Corinth - Apollo

The Temple of Apollo at Corinth

We arrived back in the port of Piraeus this morning. We sailed through the night from Santorini. The sun once again greeted us, with perfect temps in the 70s. We have been blessed with great weather!
We disembark the cruise and met Aliki, our new Greek guide. After loading the bus, we headed south to the Peloponnese region of Greece. Crossing the amazing (and deep) Corinthian Canal (that separates the Aegean and Ionian/Adriatic Seas), we continued the path of the Apostle Paul to the city of Corinth. The canal itself is 3.8 miles long, 290 feet tall in height, 85 feet wide, with the water depth around 26-27 feet deep.



Acropolis Athens

The Acropolis in Athens (view from “Mar’s Hill” – Acts 17)

Corinth was a city visited by Paul on his second missionary journey. He would stay here 1.5 years. He met Aquilla and Priscilla here as well. Visiting the site, we saw the Agora, the Temple of Apollo (one of 14 temples here during Greek times. At least three were here during Paul’s day – the Temples of Apollo, Asclepius, and Poseidon), the bema where Paul preached from before Gallio (the Proconsul), the Roman street, and fountain. Most of the ruins here date to the time of Paul, allowing us to once again literally walk in his footsteps! We read from Acts 18 and 2 Corinthians 4. Paul remained faithful to the church established here. Paul wrote I and II Thessalonians from here as well as Romans. Before leaving, some of us saw Corinth’s theater. It is primarily not excavated. However, an inscription with the the name Eratus can been seen. He was mentioned by Paul in Romans 16:23.

On the way back to Corinth, we re-crossed the Corinthian Canal but not before seeing the area of Cenchreae (Acts 18). This was the small harbor from which Paul sailed back to Asia (Israel). We had lunch here at a traditional Greek restaurant. We saw a number of boats enter the canal here.


Parthenon - Athens

The Parthenon on top of the Acropolis – Athens

Driving back to Athens, we arrived at the well-known Acropolis. Walking to the top, we saw the Propylea (the “gateway” leading up to the Parthenon and lined with many statues), the Erechtheum (the most important shrine, where Athena, Posedion and Erechtos were honored), and the largest of them all, the Parthenon. This building was built in ten years (between 447-438 BC). It involved 4,000 workers, supervised by Phidias. It took another 5-6 years for decorations to be completed. Thus, it was finished in 432 BC. It was 17 pillars on the long side with 8 on the ends. A 40 foot high statute made of one ton of gold of Athena stood inside.

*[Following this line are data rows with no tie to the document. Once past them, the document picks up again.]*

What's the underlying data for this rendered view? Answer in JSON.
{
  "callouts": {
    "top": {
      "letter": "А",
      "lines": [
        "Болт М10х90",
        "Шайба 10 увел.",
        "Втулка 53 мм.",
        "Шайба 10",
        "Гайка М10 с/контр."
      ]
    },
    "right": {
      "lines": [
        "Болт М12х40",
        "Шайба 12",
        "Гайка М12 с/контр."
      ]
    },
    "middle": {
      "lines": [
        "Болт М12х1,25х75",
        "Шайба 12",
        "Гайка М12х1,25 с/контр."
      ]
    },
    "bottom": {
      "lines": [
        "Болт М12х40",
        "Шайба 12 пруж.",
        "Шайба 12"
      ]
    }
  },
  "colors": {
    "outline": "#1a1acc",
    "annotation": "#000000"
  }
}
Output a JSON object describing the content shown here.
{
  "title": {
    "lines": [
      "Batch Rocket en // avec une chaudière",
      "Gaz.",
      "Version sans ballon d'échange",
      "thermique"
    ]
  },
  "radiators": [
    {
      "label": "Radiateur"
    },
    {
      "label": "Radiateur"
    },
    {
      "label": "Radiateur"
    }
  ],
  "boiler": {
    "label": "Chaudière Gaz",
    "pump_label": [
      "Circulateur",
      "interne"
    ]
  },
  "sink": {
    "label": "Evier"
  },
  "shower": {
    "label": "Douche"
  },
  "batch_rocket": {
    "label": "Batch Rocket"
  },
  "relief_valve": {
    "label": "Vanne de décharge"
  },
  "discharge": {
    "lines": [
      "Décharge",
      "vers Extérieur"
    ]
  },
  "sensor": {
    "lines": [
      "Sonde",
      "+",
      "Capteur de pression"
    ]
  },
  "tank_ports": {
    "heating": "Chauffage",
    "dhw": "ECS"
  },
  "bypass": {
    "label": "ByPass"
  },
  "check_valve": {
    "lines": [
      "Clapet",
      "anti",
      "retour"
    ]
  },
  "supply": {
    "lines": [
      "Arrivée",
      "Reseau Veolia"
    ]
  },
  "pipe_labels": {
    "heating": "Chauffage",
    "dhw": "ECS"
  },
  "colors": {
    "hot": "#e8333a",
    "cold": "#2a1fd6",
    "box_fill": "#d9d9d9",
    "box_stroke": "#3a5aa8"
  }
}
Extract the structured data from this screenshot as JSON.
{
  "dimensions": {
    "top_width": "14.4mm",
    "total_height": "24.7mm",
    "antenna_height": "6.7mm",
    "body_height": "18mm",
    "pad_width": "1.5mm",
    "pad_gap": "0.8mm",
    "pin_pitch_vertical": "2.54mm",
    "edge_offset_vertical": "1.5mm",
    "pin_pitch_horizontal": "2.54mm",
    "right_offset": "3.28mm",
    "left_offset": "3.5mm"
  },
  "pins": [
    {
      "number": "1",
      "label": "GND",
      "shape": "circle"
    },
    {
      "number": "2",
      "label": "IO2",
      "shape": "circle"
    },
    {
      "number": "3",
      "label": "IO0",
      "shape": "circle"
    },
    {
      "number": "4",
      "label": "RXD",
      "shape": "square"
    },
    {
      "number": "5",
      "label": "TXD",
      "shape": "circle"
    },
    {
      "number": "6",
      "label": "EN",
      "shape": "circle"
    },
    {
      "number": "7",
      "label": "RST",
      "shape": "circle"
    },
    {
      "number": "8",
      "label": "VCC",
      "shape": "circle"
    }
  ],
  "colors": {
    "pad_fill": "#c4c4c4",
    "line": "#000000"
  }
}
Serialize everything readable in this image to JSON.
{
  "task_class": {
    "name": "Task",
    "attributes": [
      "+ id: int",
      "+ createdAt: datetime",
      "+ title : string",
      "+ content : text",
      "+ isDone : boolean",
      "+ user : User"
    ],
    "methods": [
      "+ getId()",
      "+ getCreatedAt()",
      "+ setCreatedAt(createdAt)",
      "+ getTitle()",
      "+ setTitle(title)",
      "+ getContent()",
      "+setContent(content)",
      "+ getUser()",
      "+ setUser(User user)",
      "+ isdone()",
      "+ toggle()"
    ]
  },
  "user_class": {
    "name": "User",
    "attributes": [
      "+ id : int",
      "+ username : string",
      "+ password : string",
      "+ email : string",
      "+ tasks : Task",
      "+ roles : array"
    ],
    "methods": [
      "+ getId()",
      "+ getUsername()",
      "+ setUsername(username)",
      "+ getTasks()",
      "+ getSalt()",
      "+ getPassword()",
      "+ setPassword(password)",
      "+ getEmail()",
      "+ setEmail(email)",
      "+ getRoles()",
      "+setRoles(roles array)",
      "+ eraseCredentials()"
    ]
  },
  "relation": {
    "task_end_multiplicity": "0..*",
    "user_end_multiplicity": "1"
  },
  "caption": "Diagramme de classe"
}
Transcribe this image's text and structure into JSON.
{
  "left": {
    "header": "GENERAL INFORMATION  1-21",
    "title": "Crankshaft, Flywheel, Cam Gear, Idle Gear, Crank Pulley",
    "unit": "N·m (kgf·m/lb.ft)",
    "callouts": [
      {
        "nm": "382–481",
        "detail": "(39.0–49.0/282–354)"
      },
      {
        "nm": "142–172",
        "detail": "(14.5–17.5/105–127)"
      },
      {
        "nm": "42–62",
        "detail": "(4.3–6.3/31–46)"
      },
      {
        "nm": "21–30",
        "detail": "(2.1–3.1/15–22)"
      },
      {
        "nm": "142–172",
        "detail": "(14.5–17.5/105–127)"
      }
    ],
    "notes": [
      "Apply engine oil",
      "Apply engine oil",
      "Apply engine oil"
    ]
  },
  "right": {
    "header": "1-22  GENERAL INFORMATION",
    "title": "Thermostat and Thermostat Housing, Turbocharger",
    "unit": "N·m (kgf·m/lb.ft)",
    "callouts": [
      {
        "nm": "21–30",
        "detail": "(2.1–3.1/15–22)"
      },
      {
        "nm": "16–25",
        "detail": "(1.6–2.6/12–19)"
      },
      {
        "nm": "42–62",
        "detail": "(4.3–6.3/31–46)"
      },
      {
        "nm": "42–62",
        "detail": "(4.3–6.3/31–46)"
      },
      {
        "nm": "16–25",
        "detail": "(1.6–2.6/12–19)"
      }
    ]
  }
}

Just below the Acropolis is the Rock of Areopagus or “Mar’s Hill.” This was were Paul shared the Gospel with the Epicurean and Stoic philosophers. We read from Acts 17 here, celebrating not only Paul’s boldness, but also those who became believers that day (e.g. Dionysius, Damaris, and a ‘number of others’).

Parthenon at sunset

Parthenon at sunset

Leaving this area, we drove to our hotel. On the way, we passed by the Parliamentary building, the Arch of Hardian, and the Temple of Zeus. Three in the group got dropped off at the base of Mt. Lycabetus for an optional hike to the top of this mountain that overlooks the entire city of Athens. The sunset over Athens was fantastic!

After check-in at the hotel, we enjoyed dinner before retiring for the night. Tomorrow is our last full day here in Greece.